Chair: Sumei Sun, Institute for Infocomm Research, A*STAR, Singapore
In the last 20 years, MIMO wireless communication has gone from concept to commercial deployments in millions of devices. Two flavors of MIMO widely researched in the Signal Processing community -- massive and mmWave -- are key components of 5G. In this talk, I will explain why MIMO communication has remained such a vibrant topic of signal processing research especially as systems have gone to millimeter wave and higher carrier frequencies. Then I will speculate on several directions for future MIMO research. I will talk about how other advancements in circuits, antennas, and materials may change the models and assumptions that are used in MIMO signal processing, leading to new algorithms and signal processing developments in the future.
Robert W. Heath Jr. is a Distinguished Professor in the Department of Electrical and Computer Engineering at the North Carolina State University (NC State). He is co-developer of the 6GNC initiative on next generation cellular communications at NC State. He is also the President and CEO of MIMO Wireless Inc. He is a Highly Cited Researcher who has published broadly in the areas of signal processing for wireless communications, with an emphasis on MIMO wireless communication systems for 4G, 5G and 6G cellular communication systems. His recent work includes algorithms for millimeter wave MIMO communications, circuit-aware communication theory, joint communication and radar, V2X, and machine learning for wireless communications.
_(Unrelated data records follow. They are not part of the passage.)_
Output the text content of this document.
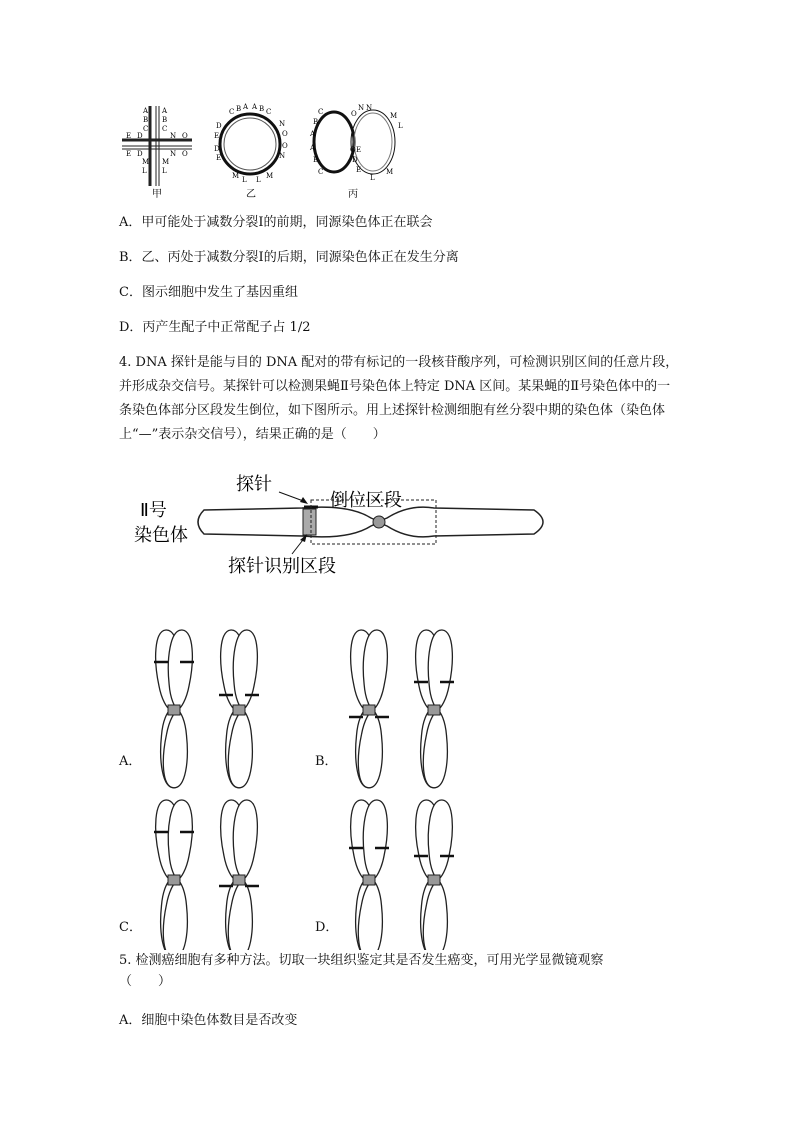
A
B
C
A
B
C
E D	N O
E D
M
L
N O
M
L
甲
C B A A B C
D
E
D
E
N
O
O
N
M L L M
乙
C
B
A
A
B
C
N
O
O E
D
E
N
M
L
L
M
丙
A．甲可能处于减数分裂Ⅰ的前期，同源染色体正在联会
B．乙、丙处于减数分裂Ⅰ的后期，同源染色体正在发生分离
C．图示细胞中发生了基因重组
D．丙产生配子中正常配子占 1/2
4. DNA 探针是能与目的 DNA 配对的带有标记的一段核苷酸序列，可检测识别区间的任意片段，并形成杂交信号。某探针可以检测果蝇Ⅱ号染色体上特定 DNA 区间。某果蝇的Ⅱ号染色体中的一条染色体部分区段发生倒位，如下图所示。用上述探针检测细胞有丝分裂中期的染色体（染色体上“—”表示杂交信号），结果正确的是（　　）
Ⅱ号
染色体
探针
倒位区段
探针识别区段
A．	B．
C．	D．
5. 检测癌细胞有多种方法。切取一块组织鉴定其是否发生癌变，可用光学显微镜观察
（　　）
A．细胞中染色体数目是否改变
He authored “Introduction to Wireless Digital Communication” and co-authored “Millimeter Wave Wireless Communications” and “Foundations of MIMO Communications.”
Prof. Heath is a recipient of several awards including the 2012 Signal Processing Magazine Best Paper award, a 2013 Signal Processing Society best paper award, the 2014 EURASIP Journal on Advances in Signal Processing best paper award, and the 2014 Journal of Communications and Networks best paper award, the 2016 IEEE Communications Society Fred W. Ellersick Prize, the 2016 IEEE Communications Society and Information Theory Society Joint Paper Award, 2017 IEEE Marconi Prize Paper Award, the 2017 EURASIP Technical Achievement Award, the 2019 IEEE Communications Society Stephen O. Rice Prize, the 2019 IEEE Kiyo Tomiyasu Award, and the 2020 IEEE Signal Processing Society Donald G. Fink Overview Paper Award. He was EIC of IEEE Signal Processing Magazine from 2018-2020. He is a current member-at-large of the IEEE Communications Society Board-of-Governors (2020-2022) and a past member-at-large on the IEEE Signal Processing Society Board-of-Governors (2016-2018). He is a licensed Amateur Radio Operator, a registered Professional Engineer in Texas, a Private Pilot, a Fellow of the National Academy of Inventors, and a Fellow of the IEEE.